Social media has ingrained itself so thoroughly as an instrument of activist organization that it's targeted by many an authoritarian government seeking to quell an uprising. This week, as protests descended upon the Egyptian capital of Cairo, Twitter confirmed that it had been blocked in the North African country. On Wednesday, rumors began to spread that Egypt was trying to block Facebook as well--especially since it appears that a Facebook "event" page had been how many of the protesters found out about the gathering.

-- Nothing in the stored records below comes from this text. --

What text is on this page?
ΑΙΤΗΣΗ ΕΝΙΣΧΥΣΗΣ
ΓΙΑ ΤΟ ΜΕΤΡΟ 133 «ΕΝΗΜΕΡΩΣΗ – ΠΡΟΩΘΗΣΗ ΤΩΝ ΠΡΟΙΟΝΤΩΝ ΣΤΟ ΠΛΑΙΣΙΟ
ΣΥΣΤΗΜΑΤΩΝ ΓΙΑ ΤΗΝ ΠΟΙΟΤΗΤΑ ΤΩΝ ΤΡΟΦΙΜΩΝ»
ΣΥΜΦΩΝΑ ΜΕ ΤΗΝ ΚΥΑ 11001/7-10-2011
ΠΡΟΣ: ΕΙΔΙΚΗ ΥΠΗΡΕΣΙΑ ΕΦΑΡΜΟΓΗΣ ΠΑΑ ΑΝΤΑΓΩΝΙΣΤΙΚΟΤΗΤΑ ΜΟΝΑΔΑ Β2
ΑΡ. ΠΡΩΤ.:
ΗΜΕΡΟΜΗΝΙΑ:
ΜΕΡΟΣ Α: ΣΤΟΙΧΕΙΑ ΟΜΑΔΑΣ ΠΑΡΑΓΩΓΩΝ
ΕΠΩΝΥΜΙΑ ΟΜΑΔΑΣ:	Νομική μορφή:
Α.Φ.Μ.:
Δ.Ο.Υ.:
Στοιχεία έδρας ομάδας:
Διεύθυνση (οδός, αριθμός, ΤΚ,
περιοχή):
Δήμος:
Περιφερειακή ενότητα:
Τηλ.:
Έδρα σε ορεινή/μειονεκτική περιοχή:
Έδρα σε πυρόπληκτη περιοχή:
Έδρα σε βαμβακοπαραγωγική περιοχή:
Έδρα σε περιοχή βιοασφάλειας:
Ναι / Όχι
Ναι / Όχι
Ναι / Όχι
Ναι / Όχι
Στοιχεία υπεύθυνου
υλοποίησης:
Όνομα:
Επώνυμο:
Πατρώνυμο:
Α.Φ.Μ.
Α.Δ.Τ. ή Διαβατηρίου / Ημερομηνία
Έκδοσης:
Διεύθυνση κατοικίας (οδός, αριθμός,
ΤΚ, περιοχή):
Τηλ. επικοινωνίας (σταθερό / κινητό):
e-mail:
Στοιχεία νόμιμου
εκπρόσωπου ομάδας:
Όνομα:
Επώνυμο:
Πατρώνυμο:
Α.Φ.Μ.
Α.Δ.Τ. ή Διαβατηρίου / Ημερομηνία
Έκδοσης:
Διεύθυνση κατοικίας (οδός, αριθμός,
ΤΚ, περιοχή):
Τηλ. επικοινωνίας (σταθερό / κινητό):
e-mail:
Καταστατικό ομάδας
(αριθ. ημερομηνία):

Not quite. "We are aware of reports of disruption to service but have not seen any major changes in traffic from Egypt," Facebook spokesman Andrew Noyes told CNET via e-mail today. "You may want to visit Herdict.org, a project of the Berkman Center for Internet & Society at Harvard University that offers insight into what users around the world are experiencing in terms of Web accessibility." Herdict.org was also recommended by Twitter as a destination for users seeking answers during several hours on Tuesday in which the company itself declined comment.
That doesn't mean Egyptian authorities aren't trying. In CNET's coverage of Tuesday's news that Twitter had reportedly been blocked, we consulted Mark Belinsky, co-director of the nonprofit Digital Democracy, who explained that sometimes governments will not block a site altogether to crack down on activist opposition but may make its servers extremely difficult to access by slowing the connection down.